La limusina se detuvo ante un gran pórtico en el que se abrían un par de altas y maltrechas puertas. El grupo de los tres hombres que formaban el comité de recepción saltó del coche y se colocó en posición cubriendo todos los ángulos posibles casi antes de que el vehículo parase.

– Haga los honores, por favor, John -indicó Bob y Pearlman cacheó rápidamente a Bond.

– Está limpio.

Bob hizo una señal de asentimiento.

– Lo siento mucho, señor Bond.

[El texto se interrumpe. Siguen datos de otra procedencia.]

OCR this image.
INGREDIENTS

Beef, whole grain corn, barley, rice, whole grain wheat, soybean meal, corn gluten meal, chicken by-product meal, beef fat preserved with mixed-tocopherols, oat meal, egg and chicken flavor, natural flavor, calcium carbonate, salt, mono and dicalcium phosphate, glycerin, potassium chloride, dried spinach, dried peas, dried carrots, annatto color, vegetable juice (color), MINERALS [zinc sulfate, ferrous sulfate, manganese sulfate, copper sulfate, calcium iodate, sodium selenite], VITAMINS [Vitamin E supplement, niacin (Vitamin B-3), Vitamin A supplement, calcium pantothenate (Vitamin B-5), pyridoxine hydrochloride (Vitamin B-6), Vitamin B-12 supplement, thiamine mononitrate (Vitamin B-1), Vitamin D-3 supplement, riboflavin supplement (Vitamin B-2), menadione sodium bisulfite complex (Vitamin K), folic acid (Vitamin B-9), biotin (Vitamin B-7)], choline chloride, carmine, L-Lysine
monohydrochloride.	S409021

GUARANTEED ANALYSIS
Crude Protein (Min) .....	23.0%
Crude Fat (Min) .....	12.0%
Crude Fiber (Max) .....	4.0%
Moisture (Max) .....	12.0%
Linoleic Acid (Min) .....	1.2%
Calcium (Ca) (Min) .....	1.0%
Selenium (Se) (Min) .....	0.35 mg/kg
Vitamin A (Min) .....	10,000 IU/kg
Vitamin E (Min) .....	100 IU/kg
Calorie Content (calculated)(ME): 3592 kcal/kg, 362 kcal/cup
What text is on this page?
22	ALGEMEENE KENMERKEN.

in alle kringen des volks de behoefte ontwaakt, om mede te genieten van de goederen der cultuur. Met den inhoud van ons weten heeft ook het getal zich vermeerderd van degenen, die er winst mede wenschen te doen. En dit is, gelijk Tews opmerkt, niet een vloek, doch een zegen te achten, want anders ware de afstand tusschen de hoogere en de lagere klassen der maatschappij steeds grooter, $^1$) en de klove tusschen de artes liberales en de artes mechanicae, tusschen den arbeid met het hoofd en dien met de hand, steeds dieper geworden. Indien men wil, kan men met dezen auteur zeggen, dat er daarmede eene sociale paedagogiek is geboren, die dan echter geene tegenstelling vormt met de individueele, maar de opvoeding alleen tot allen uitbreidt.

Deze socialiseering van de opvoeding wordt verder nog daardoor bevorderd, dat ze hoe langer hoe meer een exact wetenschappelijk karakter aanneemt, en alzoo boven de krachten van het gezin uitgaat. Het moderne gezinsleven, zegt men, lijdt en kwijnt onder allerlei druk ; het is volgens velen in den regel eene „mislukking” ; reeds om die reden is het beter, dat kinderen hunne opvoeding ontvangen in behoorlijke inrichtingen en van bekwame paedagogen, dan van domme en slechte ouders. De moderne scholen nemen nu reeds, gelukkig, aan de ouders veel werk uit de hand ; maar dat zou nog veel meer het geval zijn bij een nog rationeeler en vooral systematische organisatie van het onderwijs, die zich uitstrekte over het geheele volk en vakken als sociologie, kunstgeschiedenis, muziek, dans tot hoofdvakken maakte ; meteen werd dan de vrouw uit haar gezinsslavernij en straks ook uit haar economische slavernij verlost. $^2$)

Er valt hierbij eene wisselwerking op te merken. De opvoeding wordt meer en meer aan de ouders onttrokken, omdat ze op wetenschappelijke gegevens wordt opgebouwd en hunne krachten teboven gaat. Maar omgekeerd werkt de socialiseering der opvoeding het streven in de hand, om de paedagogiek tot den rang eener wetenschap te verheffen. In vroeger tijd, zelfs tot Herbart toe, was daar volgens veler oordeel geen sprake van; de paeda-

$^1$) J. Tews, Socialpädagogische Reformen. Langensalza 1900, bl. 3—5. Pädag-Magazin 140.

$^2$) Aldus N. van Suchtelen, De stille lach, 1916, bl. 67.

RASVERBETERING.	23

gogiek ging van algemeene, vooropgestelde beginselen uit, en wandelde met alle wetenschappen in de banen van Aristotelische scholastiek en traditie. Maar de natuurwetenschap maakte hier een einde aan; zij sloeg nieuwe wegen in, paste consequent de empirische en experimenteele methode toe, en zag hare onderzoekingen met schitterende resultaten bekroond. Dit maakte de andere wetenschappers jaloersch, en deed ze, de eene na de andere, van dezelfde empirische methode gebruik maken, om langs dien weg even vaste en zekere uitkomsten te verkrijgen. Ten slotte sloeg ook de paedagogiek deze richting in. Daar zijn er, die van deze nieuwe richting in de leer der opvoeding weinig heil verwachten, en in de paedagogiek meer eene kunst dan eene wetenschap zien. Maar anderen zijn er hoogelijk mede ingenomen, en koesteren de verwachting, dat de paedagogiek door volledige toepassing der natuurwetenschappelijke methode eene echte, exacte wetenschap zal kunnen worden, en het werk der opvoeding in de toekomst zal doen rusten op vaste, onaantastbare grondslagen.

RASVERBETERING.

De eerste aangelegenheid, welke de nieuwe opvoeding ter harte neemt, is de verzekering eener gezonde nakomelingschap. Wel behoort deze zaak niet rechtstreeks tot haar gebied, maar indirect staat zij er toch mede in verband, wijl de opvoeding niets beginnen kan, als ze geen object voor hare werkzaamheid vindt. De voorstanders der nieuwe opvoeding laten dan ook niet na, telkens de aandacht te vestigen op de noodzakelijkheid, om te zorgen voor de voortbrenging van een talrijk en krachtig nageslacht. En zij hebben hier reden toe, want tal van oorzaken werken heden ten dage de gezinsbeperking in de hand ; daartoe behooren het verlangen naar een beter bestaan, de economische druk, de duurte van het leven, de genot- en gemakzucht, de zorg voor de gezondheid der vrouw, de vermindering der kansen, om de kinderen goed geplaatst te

No podíamos hacerlo en público en el aeropuerto y, una vez en el coche, estaba perfectamente seguro. Ahora podemos entrar.

Las puertas se abrieron dando paso a un vestíbulo semicircular de techo alto, pero en el que no se veía señal alguna de escalera. Había otras muchas puertas y dos grandes candelabros colgaban uno más alto que el otro del techo de madera abovedado. A derecha e izquierda de los candelabros, enormes ventiladores giraban enviando una corriente de aire fresco. No había cuadros; todo era madera y el techo estaba asimismo cubierto de tablones barnizados y pulidos.

Pearlman volvió a situarse en su posición habitual, es decir, tras del hombro derecho de Bond. Durante unos segundos, todos permanecieron inmóviles como si esperasen alguna señal. El trío de guardianes parecía como conectado a una corriente eléctrica.

De pronto, a su izquierda se abrió una de las puertas y un hombrecillo pequeño, delgado y bronceado avanzó dos largos pasos que parecieron bastar para colocarle en medio de los otros. A juzgar por las fotografías, Bond se lo había imaginado como un tipo alto. Pero apenas si alcanzaba un metro sesenta. Sin embargo, los ojos y la voz poseían mucha fuerza. Esta última era baja y suave, sonando casi como un murmullo.

– Señor Bond, ¡qué amable ha sido usted al realizar tan largo viaje! -dirigió una fugaz mirada a Pearlman-. Bien hecho, John. Estaba seguro de que no me fallaría.